Sitting on the eastern end of the island in the shadow of the 170-year-old Sankaty Lighthouse, the course may not touch the Atlantic, but Urbina still considers it a links. “It’s ocean-influenced and the ocean is visible from much of the course,” he explains. “It has a sandy, gravel base. Plus, there are no trees, it’s windswept ground and proper turf, and it plays really firm and fast.”
Armstrong laid out a figure eight with the clubhouse on a high point between the nines. He also fashioned the back nine as its own figure eight with a mound in the middle that affects six holes and brings many different winds into play.
Urbina calls the original design “genius” while downplaying his work, saying, “We blended the course into the natural beauty without sticking out.” But according to Rick Durkes, a 39-year club member who was head of the green committee at the time, it had a big effect.

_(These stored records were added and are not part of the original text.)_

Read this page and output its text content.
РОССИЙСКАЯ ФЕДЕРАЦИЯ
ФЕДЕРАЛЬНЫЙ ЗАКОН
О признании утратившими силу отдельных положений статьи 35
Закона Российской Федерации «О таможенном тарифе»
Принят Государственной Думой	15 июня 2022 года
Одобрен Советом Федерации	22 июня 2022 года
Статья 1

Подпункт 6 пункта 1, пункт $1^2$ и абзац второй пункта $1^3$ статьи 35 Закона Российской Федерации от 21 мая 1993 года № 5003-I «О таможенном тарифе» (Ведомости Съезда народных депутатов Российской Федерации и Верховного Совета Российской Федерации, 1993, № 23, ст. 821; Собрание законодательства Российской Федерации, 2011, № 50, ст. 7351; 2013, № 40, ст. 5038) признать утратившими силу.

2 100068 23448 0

“Jim didn’t just restore the course, he improved it,” says Durkes. “He started by changing the mowing lines, which had an immediate impact. Our greens had been altered by 100 years of sand build-up; enlarging the puttable surfaces gave us more hole locations. He returned our 11th hole to a powerful par four from a short par five that caused traffic congestion. And a small water hazard that had to be artificially fed was restored as a bunker with appropriate drainage.”
Trying to “remove the modernism,” Urbina took out some bunkers and reshaped others to attract errant shots. “Blobs of bluegrass” were returned to natural fescue, scrub oak cleared between fairways. Tees were lowered and mown to create an infinity look, the walks between them and greens shortened and cleaned up.
More than anything, Urbina reinstated the land—undulating, open, and fast—as a strategic element. “Why not utilize what’s there naturally when you have land like this? Holy Mackerel, it has all the contours you would ever want. And some of them put you in places you don’t want to be. You can’t just bang the ball.”
Complimenting Armstrong, Urbina says, “For his only foray into design, it was pretty damn good. He spent several years walking through the thicket to find the routing. It moves perfectly, and as a walk, it’s seamless.”